Dos lecturas antagónicas
Por un lado, una corriente sostiene que quien se niega a defender su país ante una invasión merece el peor castigo. "La pena de muerte es poco para lo que se merece", se argumenta. La deserción es traición, y el estado tiene derecho a exigir el sacrificio.
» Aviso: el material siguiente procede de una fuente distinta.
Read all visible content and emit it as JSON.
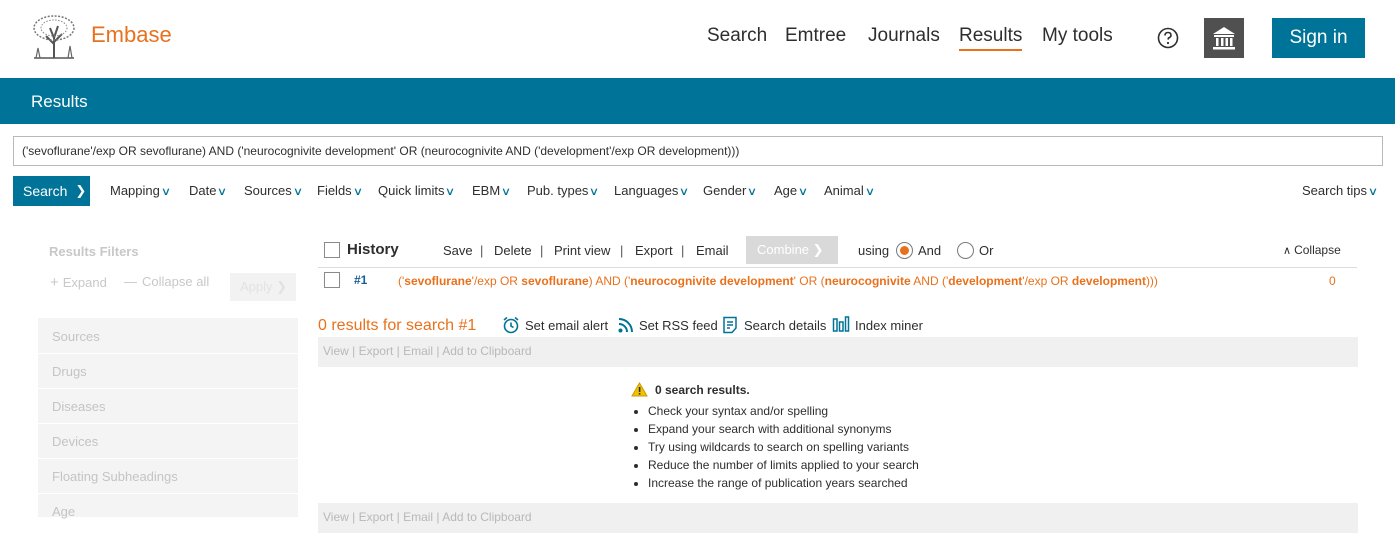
{
  "header": {
    "brand": "Embase",
    "nav": [
      "Search",
      "Emtree",
      "Journals",
      "Results",
      "My tools"
    ],
    "active_nav": "Results",
    "sign_in": "Sign in",
    "accent": "#e9711c",
    "primary": "#007398"
  },
  "page": {
    "title": "Results"
  },
  "query": {
    "value": "('sevoflurane'/exp OR sevoflurane) AND ('neurocognivite development' OR (neurocognivite AND ('development'/exp OR development)))",
    "search_label": "Search",
    "options": [
      "Mapping",
      "Date",
      "Sources",
      "Fields",
      "Quick limits",
      "EBM",
      "Pub. types",
      "Languages",
      "Gender",
      "Age",
      "Animal"
    ],
    "search_tips": "Search tips"
  },
  "sidebar": {
    "title": "Results Filters",
    "expand": "Expand",
    "collapse_all": "Collapse all",
    "apply": "Apply",
    "filters": [
      "Sources",
      "Drugs",
      "Diseases",
      "Devices",
      "Floating Subheadings",
      "Age"
    ]
  },
  "history": {
    "title": "History",
    "actions": [
      "Save",
      "Delete",
      "Print view",
      "Export",
      "Email"
    ],
    "combine": "Combine",
    "using": "using",
    "and_label": "And",
    "or_label": "Or",
    "collapse": "Collapse",
    "rows": [
      {
        "num": "#1",
        "parts": [
          {
            "t": "('",
            "b": false
          },
          {
            "t": "sevoflurane",
            "b": true
          },
          {
            "t": "'/exp OR ",
            "b": false
          },
          {
            "t": "sevoflurane",
            "b": true
          },
          {
            "t": ") AND ('",
            "b": false
          },
          {
            "t": "neurocognivite development",
            "b": true
          },
          {
            "t": "' OR (",
            "b": false
          },
          {
            "t": "neurocognivite",
            "b": true
          },
          {
            "t": " AND ('",
            "b": false
          },
          {
            "t": "development",
            "b": true
          },
          {
            "t": "'/exp OR ",
            "b": false
          },
          {
            "t": "development",
            "b": true
          },
          {
            "t": ")))",
            "b": false
          }
        ],
        "count": "0"
      }
    ]
  },
  "results": {
    "count_text": "0 results for search #1",
    "tools": [
      "Set email alert",
      "Set RSS feed",
      "Search details",
      "Index miner"
    ],
    "bar_actions": [
      "View",
      "Export",
      "Email",
      "Add to Clipboard"
    ],
    "empty_title": "0 search results.",
    "tips": [
      "Check your syntax and/or spelling",
      "Expand your search with additional synonyms",
      "Try using wildcards to search on spelling variants",
      "Reduce the number of limits applied to your search",
      "Increase the range of publication years searched"
    ]
  },
  "icons": [
    "tree-logo-icon",
    "help-icon",
    "institution-icon",
    "chevron-right-icon",
    "chevron-down-icon",
    "alarm-clock-icon",
    "rss-icon",
    "document-icon",
    "bar-chart-icon",
    "warning-icon",
    "plus-icon",
    "minus-icon"
  ]
}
Por otro, se denuncia la ruptura de cualquier pacto implícito: el estado que recluta a la fuerza, sin formación, convirtiendo a los soldados en carne de cañón, ha dejado de cumplir su parte. "El estado es una máquina que nunca entró en contrato", añaden.
Indicadores de una crisis de reclutamiento
Mientras tanto, el gobierno ucraniano ha tomado medidas que reflejan la falta de voluntarios: aumento del sueldo a los reclutas y endurecimiento de las penas de prisión por negarse alistamiento. Incluso se menciona que la primera deserción es "gratis", un intento de ofrecer una salida. Pero la presión sobre los estudiantes y los hombres en edad militar no cesa, y las campañas de publicidad llaman "cobardes" a quienes no se alistan.
La pregunta abierta
El caso Malenko no es un hecho aislado, sino un síntoma de una guerra que desdibuja la línea entre defensa y coerción. Hasta qué punto un estado puede obligar a sus ciudadanos a morir sin romper el vínculo que los une es una cuestión que el conflicto ucraniano deja sin respuesta, mientras los cuerpos se acumulan en ambos lados.